By Jeanne Pimentel
Wednesday, 8 p.m. Time to catch up on today’s World Cup results, but first some exercise before the sun sets.
I walk up the block to Strawberry Creek Park, but instead of turning left to the creekside lawns where birds, children, and dogs prevail, I turn right to the series of sports courts that line the rear of the block of apartment houses uncharacteristic of our neat, single-family-home neighborhood, and sometimes called the projects or the “barri-ghetto.”
On the first open basketball court, just vacated by Berkeley Youth Alternative’s “Twilight Team” of local, mostly African-American schoolgirls, is a middle-aged white woman practicing Tai-Chi. On the second, a local father and son are shooting hoops. In the first of the enclosed courts it’s soccer, played on asphalt partly covered with the shredded remains of green surface material.

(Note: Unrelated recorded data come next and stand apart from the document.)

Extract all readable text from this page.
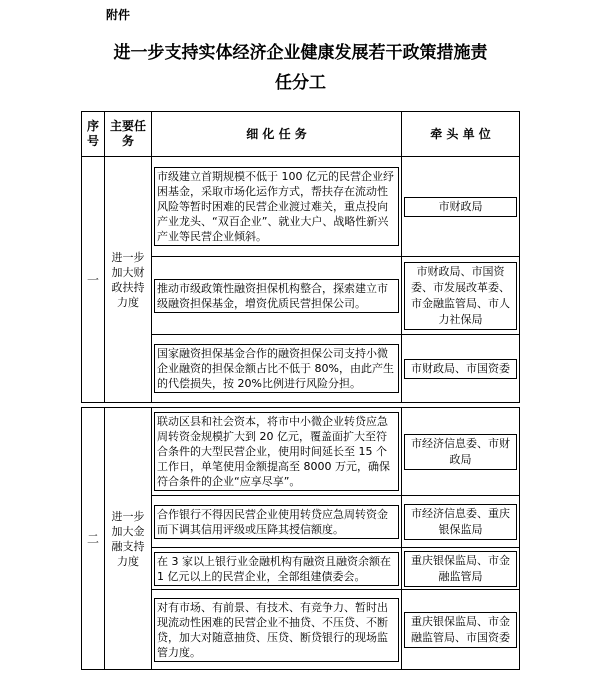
附件
进一步支持实体经济企业健康发展若干政策措施责
任分工
序号	主要任务	细 化 任 务	牵 头 单 位
一	进一步加大财政扶持力度	市级建立首期规模不低于 100 亿元的民营企业纾困基金，采取市场化运作方式，帮扶存在流动性风险等暂时困难的民营企业渡过难关，重点投向产业龙头、“双百企业”、就业大户、战略性新兴产业等民营企业倾斜。	市财政局

		推动市级政策性融资担保机构整合，探索建立市级融资担保基金，增资优质民营担保公司。	市财政局、市国资委、市发展改革委、市金融监管局、市人力社保局

		国家融资担保基金合作的融资担保公司支持小微企业融资的担保金额占比不低于 80%，由此产生的代偿损失，按 20%比例进行风险分担。	市财政局、市国资委

二	进一步加大金融支持力度	联动区县和社会资本，将市中小微企业转贷应急周转资金规模扩大到 20 亿元，覆盖面扩大至符合条件的大型民营企业，使用时间延长至 15 个工作日，单笔使用金额提高至 8000 万元，确保符合条件的企业“应享尽享”。	市经济信息委、市财政局

		合作银行不得因民营企业使用转贷应急周转资金而下调其信用评级或压降其授信额度。	市经济信息委、重庆银保监局

		在 3 家以上银行业金融机构有融资且融资余额在 1 亿元以上的民营企业，全部组建债委会。	重庆银保监局、市金融监管局

		对有市场、有前景、有技术、有竞争力、暂时出现流动性困难的民营企业不抽贷、不压贷、不断贷，加大对随意抽贷、压贷、断贷银行的现场监管力度。	重庆银保监局、市金融监管局、市国资委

A small crowd stands on the pathway watching the teams of mostly Latino men playing with intensity matched by their agility. It is surprisingly quiet, and very disciplined. There are no apparent uniforms; the boundaries are lines of concrete blocks up against the fence, so there’s no throwing in from outside, just scuffling the ball back into play. I don’t see a referee or any officials, but the teams change ends and switch out players with swift efficiency — there seem to be plenty of eager and skilled participants.
After enjoying watching for a while, I walk on, smiling happily. One or two people catch my eye and return my smile, but I, an older white woman, seem to be invisible in this scene. And I feel quite safe, at home in my village.
I pass the next court, rigged for tennis and the least frequented, then the last one, where a mixed race and gender volleyball game is going on, watched only by a dog and the children of the players.
Coming home along a street of small houses, including classic Berkeley bungalows and the occasional Victorian, many with flower gardens glowing in the late sunlight, I catch sight of a woman in a moslem headscarf hurrying indoors with her children, and a turbaned Indian man cycling home.
Turning the corner, I wave to the Japanese family across the street from my house, where I admire the African Rain Tree in full golden bloom, my contribution (with help from the City of Berkeley) to our treelined street, usually quiet except when the fire engines and police cars use it as a short-cut to downtown, or a local gang member uses the intersection to do doughnuts, leaving behind smoke and the acrid smell of burning rubber.
We’re getting ready for our Fourth of July block party, the biggest of the homegrown events that include earthquake-prep meetings, Christmas caroling, and pumpkin carving parties. My hungry cat greets me as I open my door.
Jeanne Pimentel is a semi-retired editor who has lived in Southwest Berkeley for 15 years.